Here is what you cannot say on the Standard [Thanks to Labour/Green apparatchiks]

“Our story of bus drivers reveals the existence of the proverbial elephant in the room. It shows that the living standards of the huge majority of people in rich countries critically depend on the existence of the most draconian control over their labour markets – immigration control. Despite this, immigration control is invisible to many and deliberately ignored by others, when they talk about the virtues of the free market.”
― Ha-Joon Chang, Twenty-Three Things They Don't Tell You about Capitalism

sumsuch said...

Thesorrowandthepity, 10,000 years of cultural history, and the biological back beyond, are the main things we can go on for the future.

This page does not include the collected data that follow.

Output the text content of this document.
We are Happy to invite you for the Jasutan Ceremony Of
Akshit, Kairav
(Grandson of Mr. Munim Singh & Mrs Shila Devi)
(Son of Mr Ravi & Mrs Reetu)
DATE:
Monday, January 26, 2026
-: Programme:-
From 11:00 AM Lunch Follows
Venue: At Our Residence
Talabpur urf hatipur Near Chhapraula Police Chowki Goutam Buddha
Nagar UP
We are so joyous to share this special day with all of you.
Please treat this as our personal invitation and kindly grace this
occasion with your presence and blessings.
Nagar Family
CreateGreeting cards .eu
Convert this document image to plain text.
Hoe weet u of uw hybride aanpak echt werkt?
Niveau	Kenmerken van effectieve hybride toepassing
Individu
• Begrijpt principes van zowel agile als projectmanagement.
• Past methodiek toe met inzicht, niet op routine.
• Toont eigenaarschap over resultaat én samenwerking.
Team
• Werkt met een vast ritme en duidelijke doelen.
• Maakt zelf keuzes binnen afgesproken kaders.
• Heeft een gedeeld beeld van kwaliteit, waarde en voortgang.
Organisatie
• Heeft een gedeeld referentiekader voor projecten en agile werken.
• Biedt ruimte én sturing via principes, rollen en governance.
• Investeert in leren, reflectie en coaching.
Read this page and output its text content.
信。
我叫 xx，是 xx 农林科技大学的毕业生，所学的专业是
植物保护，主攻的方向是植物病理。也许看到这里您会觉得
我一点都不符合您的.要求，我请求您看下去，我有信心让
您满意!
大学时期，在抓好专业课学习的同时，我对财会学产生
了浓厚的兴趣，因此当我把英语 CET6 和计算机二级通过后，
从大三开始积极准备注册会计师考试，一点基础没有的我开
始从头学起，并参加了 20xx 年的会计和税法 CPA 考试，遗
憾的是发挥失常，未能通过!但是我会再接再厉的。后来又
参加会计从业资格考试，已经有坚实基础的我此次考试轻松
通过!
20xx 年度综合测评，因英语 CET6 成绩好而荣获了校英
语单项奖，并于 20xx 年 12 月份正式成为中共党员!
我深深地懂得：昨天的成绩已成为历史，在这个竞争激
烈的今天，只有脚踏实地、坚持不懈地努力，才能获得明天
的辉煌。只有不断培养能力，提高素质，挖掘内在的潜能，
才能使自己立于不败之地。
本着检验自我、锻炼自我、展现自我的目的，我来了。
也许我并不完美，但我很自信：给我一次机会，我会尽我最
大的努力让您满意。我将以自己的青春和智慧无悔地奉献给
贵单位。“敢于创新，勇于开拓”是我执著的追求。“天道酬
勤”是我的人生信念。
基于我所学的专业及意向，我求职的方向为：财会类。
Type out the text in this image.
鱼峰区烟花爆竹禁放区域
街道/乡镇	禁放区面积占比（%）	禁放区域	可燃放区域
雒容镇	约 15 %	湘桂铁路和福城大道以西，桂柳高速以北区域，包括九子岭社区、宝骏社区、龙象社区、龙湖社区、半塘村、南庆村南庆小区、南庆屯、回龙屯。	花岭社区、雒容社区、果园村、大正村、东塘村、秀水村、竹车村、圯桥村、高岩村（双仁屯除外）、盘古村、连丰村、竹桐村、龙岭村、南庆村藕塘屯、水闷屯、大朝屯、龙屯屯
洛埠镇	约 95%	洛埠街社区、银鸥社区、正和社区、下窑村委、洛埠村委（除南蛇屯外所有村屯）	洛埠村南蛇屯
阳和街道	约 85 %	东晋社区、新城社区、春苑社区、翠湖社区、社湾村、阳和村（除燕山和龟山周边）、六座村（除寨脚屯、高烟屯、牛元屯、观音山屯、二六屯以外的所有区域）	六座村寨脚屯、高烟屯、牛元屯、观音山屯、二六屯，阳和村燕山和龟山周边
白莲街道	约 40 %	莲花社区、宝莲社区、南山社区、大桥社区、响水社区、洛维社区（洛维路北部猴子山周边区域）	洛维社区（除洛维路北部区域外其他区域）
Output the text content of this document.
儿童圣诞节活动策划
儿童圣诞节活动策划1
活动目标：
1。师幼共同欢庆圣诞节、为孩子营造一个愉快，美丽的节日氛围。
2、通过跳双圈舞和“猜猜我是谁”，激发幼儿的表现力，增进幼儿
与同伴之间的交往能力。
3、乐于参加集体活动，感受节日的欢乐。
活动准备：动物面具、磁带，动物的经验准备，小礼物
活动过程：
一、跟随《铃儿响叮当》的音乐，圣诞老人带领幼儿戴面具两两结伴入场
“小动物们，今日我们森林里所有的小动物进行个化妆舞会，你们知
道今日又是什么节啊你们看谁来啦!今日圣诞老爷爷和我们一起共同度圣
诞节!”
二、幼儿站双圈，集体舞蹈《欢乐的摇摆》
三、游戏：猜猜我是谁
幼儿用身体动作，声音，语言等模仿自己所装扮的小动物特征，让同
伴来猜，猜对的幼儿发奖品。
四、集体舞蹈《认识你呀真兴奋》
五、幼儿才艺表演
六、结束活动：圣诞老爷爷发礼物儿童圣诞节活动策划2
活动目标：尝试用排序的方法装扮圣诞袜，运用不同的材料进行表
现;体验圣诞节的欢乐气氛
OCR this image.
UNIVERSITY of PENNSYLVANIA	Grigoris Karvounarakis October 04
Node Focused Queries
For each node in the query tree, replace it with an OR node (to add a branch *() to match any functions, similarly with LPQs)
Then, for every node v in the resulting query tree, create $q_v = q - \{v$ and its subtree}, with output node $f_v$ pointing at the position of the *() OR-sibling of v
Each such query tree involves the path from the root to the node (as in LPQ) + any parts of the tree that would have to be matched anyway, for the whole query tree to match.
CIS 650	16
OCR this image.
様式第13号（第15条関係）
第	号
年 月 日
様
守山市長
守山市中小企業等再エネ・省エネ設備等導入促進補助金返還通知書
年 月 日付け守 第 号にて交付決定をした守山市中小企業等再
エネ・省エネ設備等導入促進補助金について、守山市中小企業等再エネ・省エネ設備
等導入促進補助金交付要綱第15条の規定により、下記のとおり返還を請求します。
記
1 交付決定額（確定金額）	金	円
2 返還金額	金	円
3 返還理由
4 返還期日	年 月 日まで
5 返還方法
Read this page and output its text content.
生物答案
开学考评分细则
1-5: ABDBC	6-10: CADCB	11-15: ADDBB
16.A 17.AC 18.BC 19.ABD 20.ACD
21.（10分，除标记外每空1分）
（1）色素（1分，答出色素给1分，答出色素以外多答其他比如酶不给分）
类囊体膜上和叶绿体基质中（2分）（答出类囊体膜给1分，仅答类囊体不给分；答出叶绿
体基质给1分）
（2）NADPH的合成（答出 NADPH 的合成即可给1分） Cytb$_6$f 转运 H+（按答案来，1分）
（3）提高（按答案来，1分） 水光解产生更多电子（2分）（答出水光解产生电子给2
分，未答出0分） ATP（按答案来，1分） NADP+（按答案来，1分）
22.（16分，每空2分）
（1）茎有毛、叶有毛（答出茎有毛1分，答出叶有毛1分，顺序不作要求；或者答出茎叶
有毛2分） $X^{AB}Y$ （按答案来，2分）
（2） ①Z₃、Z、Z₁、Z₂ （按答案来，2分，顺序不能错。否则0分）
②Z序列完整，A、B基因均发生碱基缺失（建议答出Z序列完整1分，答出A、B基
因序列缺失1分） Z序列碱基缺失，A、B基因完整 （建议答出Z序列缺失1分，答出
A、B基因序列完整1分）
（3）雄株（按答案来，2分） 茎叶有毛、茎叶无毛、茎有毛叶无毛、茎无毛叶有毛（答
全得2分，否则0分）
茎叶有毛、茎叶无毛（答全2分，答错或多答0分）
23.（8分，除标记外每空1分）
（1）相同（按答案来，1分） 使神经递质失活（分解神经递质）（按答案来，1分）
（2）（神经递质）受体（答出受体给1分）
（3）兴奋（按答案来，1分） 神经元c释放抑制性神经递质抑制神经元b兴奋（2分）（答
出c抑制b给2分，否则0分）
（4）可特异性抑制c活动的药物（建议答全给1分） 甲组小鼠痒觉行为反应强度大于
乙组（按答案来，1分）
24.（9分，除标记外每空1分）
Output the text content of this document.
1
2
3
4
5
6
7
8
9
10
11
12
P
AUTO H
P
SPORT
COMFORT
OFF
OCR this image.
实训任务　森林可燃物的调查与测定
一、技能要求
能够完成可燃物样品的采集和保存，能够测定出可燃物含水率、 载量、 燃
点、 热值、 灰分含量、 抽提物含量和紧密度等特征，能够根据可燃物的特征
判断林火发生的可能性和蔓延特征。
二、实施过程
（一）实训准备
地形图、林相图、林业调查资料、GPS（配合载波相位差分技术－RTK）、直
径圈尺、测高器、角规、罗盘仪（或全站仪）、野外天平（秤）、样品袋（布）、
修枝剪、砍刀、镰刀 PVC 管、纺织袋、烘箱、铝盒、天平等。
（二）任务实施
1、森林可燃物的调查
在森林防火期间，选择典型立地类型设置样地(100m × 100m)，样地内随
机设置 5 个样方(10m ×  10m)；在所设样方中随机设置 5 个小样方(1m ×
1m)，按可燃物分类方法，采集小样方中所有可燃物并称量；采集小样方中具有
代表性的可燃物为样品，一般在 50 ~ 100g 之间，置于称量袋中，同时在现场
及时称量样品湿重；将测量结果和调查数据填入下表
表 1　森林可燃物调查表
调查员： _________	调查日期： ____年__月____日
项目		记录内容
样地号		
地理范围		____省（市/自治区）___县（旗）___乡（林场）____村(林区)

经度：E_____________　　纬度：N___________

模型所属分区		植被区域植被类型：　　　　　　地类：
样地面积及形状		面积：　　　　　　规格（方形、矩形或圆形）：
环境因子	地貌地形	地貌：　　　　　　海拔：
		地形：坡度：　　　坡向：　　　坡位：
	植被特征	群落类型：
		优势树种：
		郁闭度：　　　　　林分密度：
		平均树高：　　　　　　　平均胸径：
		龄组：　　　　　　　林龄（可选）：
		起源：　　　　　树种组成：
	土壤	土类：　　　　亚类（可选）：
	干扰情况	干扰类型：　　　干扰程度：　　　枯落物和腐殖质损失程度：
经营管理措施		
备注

Now look at how dusty, dismembered, disheveled, torn apart, the yertles the turtles are at the bottom. More importantly in a democracy, how very many of them there are.

jh said...

There are some interesting youtube videos of Robert Putnam and Charles Murray on the plight of the working classes in the US (black and white). Putnam sees solo parenting as an issue but he also sees it as income related. My theory is that Western societies have economically hit the bonk. The Roghan report has Jordan Peterson with an evolutionary psychologist whose theorising traverses beyond the social constructionists.